A century later, the end of 2019 introduced a new corona virus to the world: the SARS-Cov-2, also known by the disease it causes, COVID-19. By the end of the first quarter of 2020 it had officially become a pandemic. Vaccines were not ready; and no effective treatment was available. There wasn’t a global war (yet), but ideological and partisan divides as well as political leadership crassness and sheer malfeasance carried the same import. The ravages that would be unleashed on the world in just six months, along with extensive collateral economic and social damage, spared no country, no group and no demography.
So it was that by Fall of 2020, the world was facing a second and more dramatic wave of COVID-19, with records being set each new day in numbers of new cases and deaths which by just past mid-October stood at approximately 40 million cumulative cases and over one million dead worldwide:in just approximately six months. The US was leading with over eight million cases and almost a quarter of a million deaths. Then, in the weeks leading up to Thanksgiving in the US after the 2020 general elections, political shenanigans were setting new records in lows, COVID-19 was setting new records in highs and the population was wracked with frustration, depression, anxiety and uncertainly and record unemployment; the trending “bank” was Food Bank, a euphemism for long lines of US citizens waiting for free food-baskets.
In our state, California, in the same time frame, there were over 860,000 cases and nearly 17,000 deaths. Monterey, our County, recorded almost 11,000 cases and 83 deaths.

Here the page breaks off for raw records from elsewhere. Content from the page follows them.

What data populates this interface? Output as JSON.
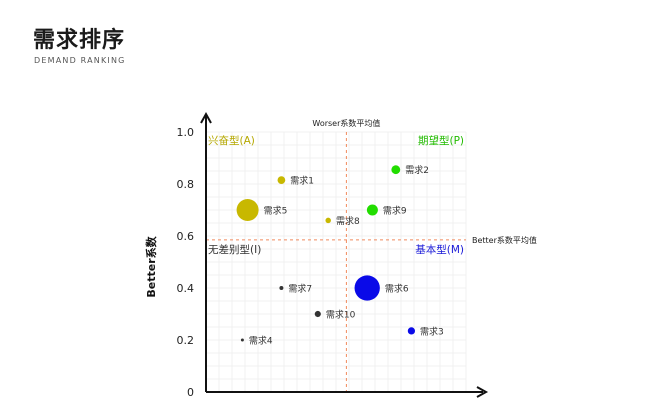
{
  "header": {
    "title": "需求排序",
    "subtitle": "DEMAND  RANKING"
  },
  "chart_data": {
    "type": "scatter",
    "title": "",
    "xlabel": "",
    "ylabel": "Better系数",
    "ylim": [
      0,
      1.0
    ],
    "yticks": [
      "0",
      "0.2",
      "0.4",
      "0.6",
      "0.8",
      "1.0"
    ],
    "grid": true,
    "reference_lines": {
      "x_label": "Worser系数平均值",
      "y_label": "Better系数平均值",
      "x_value": 0.54,
      "y_value": 0.585
    },
    "quadrants": [
      {
        "label": "兴奋型(A)",
        "position": "top-left",
        "color": "#b5a800"
      },
      {
        "label": "期望型(P)",
        "position": "top-right",
        "color": "#22bb00"
      },
      {
        "label": "无差别型(I)",
        "position": "bottom-left",
        "color": "#333333"
      },
      {
        "label": "基本型(M)",
        "position": "bottom-right",
        "color": "#1a1ad8"
      }
    ],
    "points": [
      {
        "label": "需求1",
        "x": 0.29,
        "y": 0.815,
        "size": 0.35,
        "color": "#c8b800"
      },
      {
        "label": "需求2",
        "x": 0.73,
        "y": 0.855,
        "size": 0.4,
        "color": "#22dd00"
      },
      {
        "label": "需求3",
        "x": 0.79,
        "y": 0.235,
        "size": 0.33,
        "color": "#0a0ae8"
      },
      {
        "label": "需求4",
        "x": 0.14,
        "y": 0.2,
        "size": 0.08,
        "color": "#333333"
      },
      {
        "label": "需求5",
        "x": 0.16,
        "y": 0.7,
        "size": 1.0,
        "color": "#c8b800"
      },
      {
        "label": "需求6",
        "x": 0.62,
        "y": 0.4,
        "size": 1.15,
        "color": "#0a0ae8"
      },
      {
        "label": "需求7",
        "x": 0.29,
        "y": 0.4,
        "size": 0.18,
        "color": "#333333"
      },
      {
        "label": "需求8",
        "x": 0.47,
        "y": 0.66,
        "size": 0.25,
        "color": "#c8b800"
      },
      {
        "label": "需求9",
        "x": 0.64,
        "y": 0.7,
        "size": 0.5,
        "color": "#22dd00"
      },
      {
        "label": "需求10",
        "x": 0.43,
        "y": 0.3,
        "size": 0.28,
        "color": "#333333"
      }
    ]
  }
}
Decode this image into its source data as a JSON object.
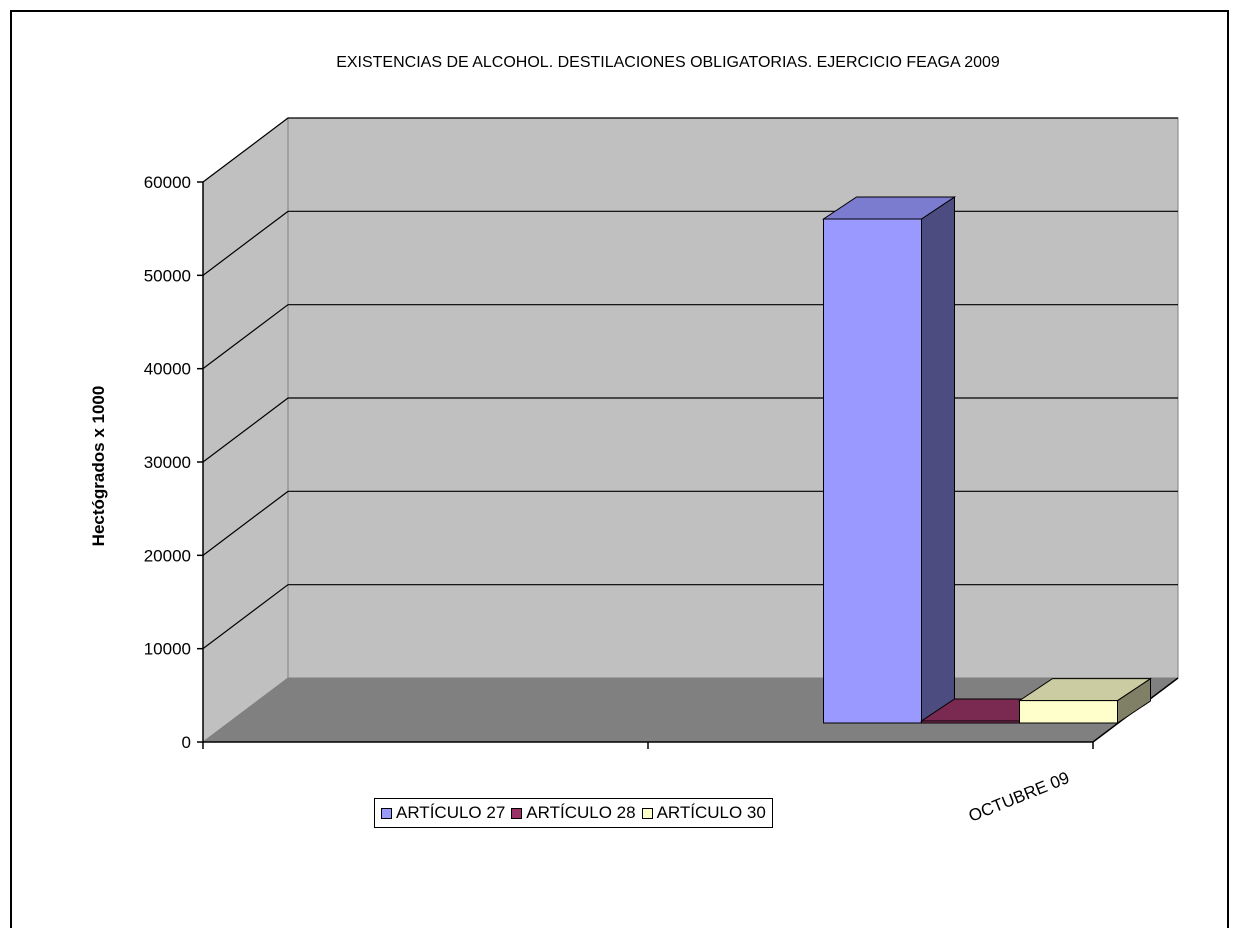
{
  "chart_data": {
    "type": "bar",
    "title": "EXISTENCIAS DE ALCOHOL. DESTILACIONES OBLIGATORIAS. EJERCICIO FEAGA 2009",
    "xlabel": "",
    "ylabel": "Hectógrados x 1000",
    "categories": [
      "",
      "OCTUBRE 09"
    ],
    "series": [
      {
        "name": "ARTÍCULO 27",
        "values": [
          null,
          54000
        ],
        "color": "#9999ff",
        "side_color": "#4c4c80",
        "top_color": "#7b7bd0"
      },
      {
        "name": "ARTÍCULO 28",
        "values": [
          null,
          100
        ],
        "color": "#993366",
        "side_color": "#4c1933",
        "top_color": "#7a2950"
      },
      {
        "name": "ARTÍCULO 30",
        "values": [
          null,
          2400
        ],
        "color": "#ffffcc",
        "side_color": "#808066",
        "top_color": "#cccca3"
      }
    ],
    "ylim": [
      0,
      60000
    ],
    "yticks": [
      0,
      10000,
      20000,
      30000,
      40000,
      50000,
      60000
    ],
    "grid": true,
    "legend_position": "bottom",
    "style": "3d",
    "colors": {
      "wall": "#c0c0c0",
      "floor": "#808080",
      "gridline": "#000000"
    }
  }
}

Vaccine trials are underway on a ramped-up schedule even as politically,rather than scientifically, driven timetable is in play in many countries. Results of Scientific Clinical Research studies thus far have not found an effective medication, although a few interventions are being used with variable effects. Testing is more available in the US, and contact tracing may be improving when the practice is not being overwhelmed.
The most effective and proven measures remain the crux of standard Public Health guideline: mask-wearing, hand-washing, social distancing, isolation and quarantine, as well as avoidance of crowd-attracting activities. As of now, it appears that this guideline is not only not uniformly being followed but is either contested, sabotaged or flouted, while in some quarters, guideline-fatigue is setting in, leading to a rebellion of sorts. This does not augur well for humanity.

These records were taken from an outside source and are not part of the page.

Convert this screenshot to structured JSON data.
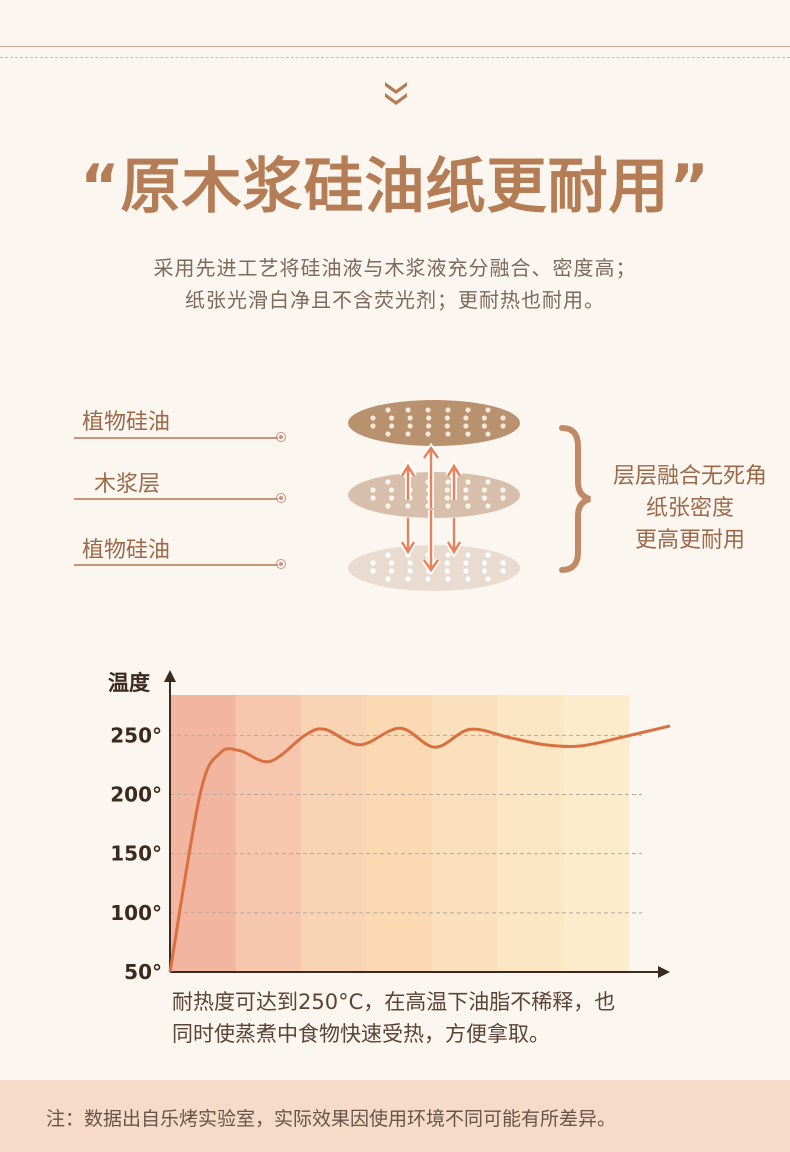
{
  "title": "“原木浆硅油纸更耐用”",
  "subtitle": {
    "line1": "采用先进工艺将硅油液与木浆液充分融合、密度高；",
    "line2": "纸张光滑白净且不含荧光剂；更耐热也耐用。"
  },
  "layers": {
    "labels": [
      "植物硅油",
      "木浆层",
      "植物硅油"
    ],
    "colors": [
      "#b8916f",
      "#d8bfab",
      "#eadbd0"
    ],
    "right_text": [
      "层层融合无死角",
      "纸张密度",
      "更高更耐用"
    ]
  },
  "chart_data": {
    "type": "line",
    "ylabel": "温度",
    "y_ticks": [
      "250°",
      "200°",
      "150°",
      "100°",
      "50°"
    ],
    "y_tick_values": [
      250,
      200,
      150,
      100,
      50
    ],
    "ylim": [
      50,
      290
    ],
    "xlim": [
      0,
      100
    ],
    "grid": true,
    "line_color": "#d9703f",
    "band_colors": [
      "#f2b5a0",
      "#f6c6ae",
      "#f9d4b4",
      "#fad9b3",
      "#fbe0bd",
      "#fce6c4",
      "#fdeccc"
    ],
    "series": [
      {
        "x": [
          0,
          6,
          10,
          14,
          20,
          27,
          31,
          38,
          46,
          53,
          60,
          68,
          75,
          82,
          90,
          100
        ],
        "y": [
          50,
          200,
          235,
          237,
          228,
          250,
          255,
          242,
          256,
          240,
          255,
          248,
          242,
          241,
          248,
          258
        ]
      }
    ]
  },
  "caption": {
    "line1": "耐热度可达到250°C，在高温下油脂不稀释，也",
    "line2": "同时使蒸煮中食物快速受热，方便拿取。"
  },
  "footer_note": "注：数据出自乐烤实验室，实际效果因使用环境不同可能有所差异。"
}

It is to be hoped that as a species, we can discipline ourselves to do the right thing that is necessary for our survival during these COVID-19 times as the virus itself has quickly learned to exploit weaknesses in our responses and our behavior for its own survival and propagation. The virus has caused so much disruption which may never be repaired, yet, it is not quite done. We need to take a stand; we need to do the right thing, now and at all times.

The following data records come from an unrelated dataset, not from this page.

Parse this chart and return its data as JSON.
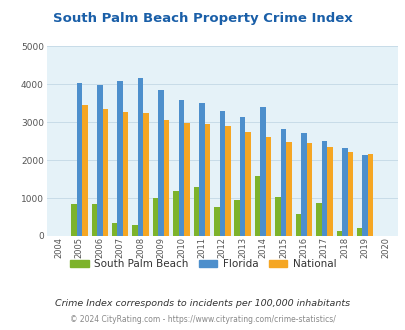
{
  "title": "South Palm Beach Property Crime Index",
  "years": [
    2004,
    2005,
    2006,
    2007,
    2008,
    2009,
    2010,
    2011,
    2012,
    2013,
    2014,
    2015,
    2016,
    2017,
    2018,
    2019,
    2020
  ],
  "south_palm_beach": [
    0,
    850,
    850,
    350,
    280,
    1000,
    1180,
    1290,
    760,
    960,
    1590,
    1020,
    570,
    870,
    130,
    220,
    0
  ],
  "florida": [
    0,
    4030,
    3990,
    4090,
    4160,
    3840,
    3580,
    3500,
    3300,
    3130,
    3410,
    2820,
    2700,
    2510,
    2310,
    2130,
    0
  ],
  "national": [
    0,
    3450,
    3340,
    3260,
    3230,
    3060,
    2970,
    2960,
    2900,
    2750,
    2610,
    2480,
    2450,
    2350,
    2210,
    2150,
    0
  ],
  "ylim": [
    0,
    5000
  ],
  "yticks": [
    0,
    1000,
    2000,
    3000,
    4000,
    5000
  ],
  "bar_width": 0.27,
  "color_spb": "#7db32b",
  "color_fl": "#4d8fcc",
  "color_nat": "#f5a623",
  "bg_color": "#e5f2f8",
  "title_color": "#1a5fa8",
  "grid_color": "#c8dce8",
  "subtitle": "Crime Index corresponds to incidents per 100,000 inhabitants",
  "footer": "© 2024 CityRating.com - https://www.cityrating.com/crime-statistics/",
  "legend_labels": [
    "South Palm Beach",
    "Florida",
    "National"
  ]
}
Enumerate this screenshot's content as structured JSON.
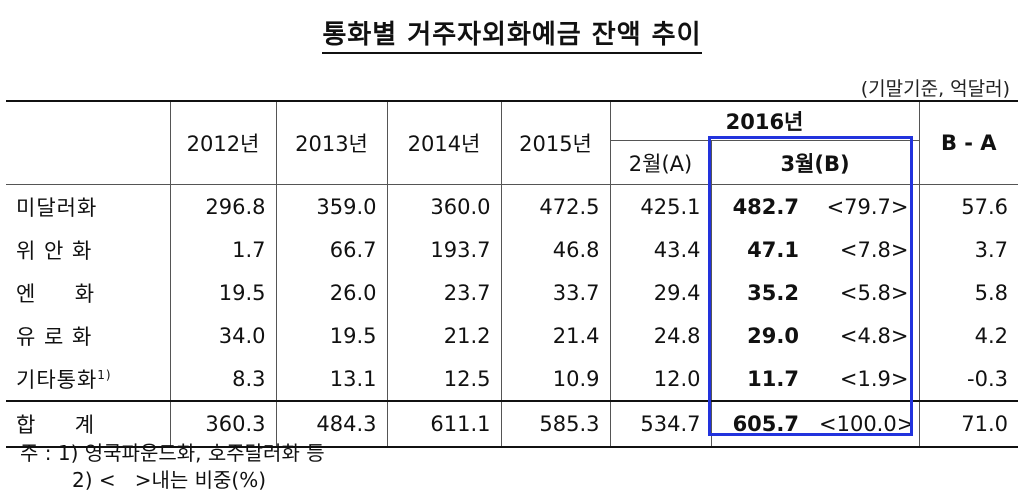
{
  "title": "통화별 거주자외화예금 잔액 추이",
  "unit": "(기말기준, 억달러)",
  "header": {
    "years": [
      "2012년",
      "2013년",
      "2014년",
      "2015년"
    ],
    "group_2016": "2016년",
    "feb": "2월(A)",
    "mar": "3월(B)",
    "diff": "B - A"
  },
  "rows": [
    {
      "label": "미달러화",
      "sup": "",
      "values": [
        "296.8",
        "359.0",
        "360.0",
        "472.5",
        "425.1"
      ],
      "mar": "482.7",
      "share": "<79.7>",
      "diff": "57.6"
    },
    {
      "label": "위 안 화",
      "sup": "",
      "values": [
        "1.7",
        "66.7",
        "193.7",
        "46.8",
        "43.4"
      ],
      "mar": "47.1",
      "share": "<7.8>",
      "diff": "3.7"
    },
    {
      "label": "엔     화",
      "sup": "",
      "values": [
        "19.5",
        "26.0",
        "23.7",
        "33.7",
        "29.4"
      ],
      "mar": "35.2",
      "share": "<5.8>",
      "diff": "5.8"
    },
    {
      "label": "유 로 화",
      "sup": "",
      "values": [
        "34.0",
        "19.5",
        "21.2",
        "21.4",
        "24.8"
      ],
      "mar": "29.0",
      "share": "<4.8>",
      "diff": "4.2"
    },
    {
      "label": "기타통화",
      "sup": "1)",
      "values": [
        "8.3",
        "13.1",
        "12.5",
        "10.9",
        "12.0"
      ],
      "mar": "11.7",
      "share": "<1.9>",
      "diff": "-0.3"
    }
  ],
  "total": {
    "label": "합     계",
    "values": [
      "360.3",
      "484.3",
      "611.1",
      "585.3",
      "534.7"
    ],
    "mar": "605.7",
    "share": "<100.0>",
    "diff": "71.0"
  },
  "notes": {
    "note1": "주 : 1) 영국파운드화, 호주달러화 등",
    "note2": "2) <   >내는 비중(%)"
  },
  "colors": {
    "highlight_border": "#2233dd"
  }
}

Clinica de Salud del Valle de Salinas (CSVS), a Community Health Clinic with a designation of Federally Qualified Health Center (FQHC), has been providing primary care for Monterey County residents for nearly 40 years, comprising both ambulatory and hospital care. Our organization’s mission emphasizes our commitment to provide access to the full range of care for our farm-worker community: COVID-19 and related issues are no exception. Presently, CSVS is a testing site for COVID-19 for the entire County; we manage our patients outside of hospitals, although we do not perform contact tracing. CSVS has ongoing partnerships with university-based Research Institutions; new COVID-19 partnerships have already been initiated. We also collaborate with community and care-linkage-type organizations for COVID-19 testing and care.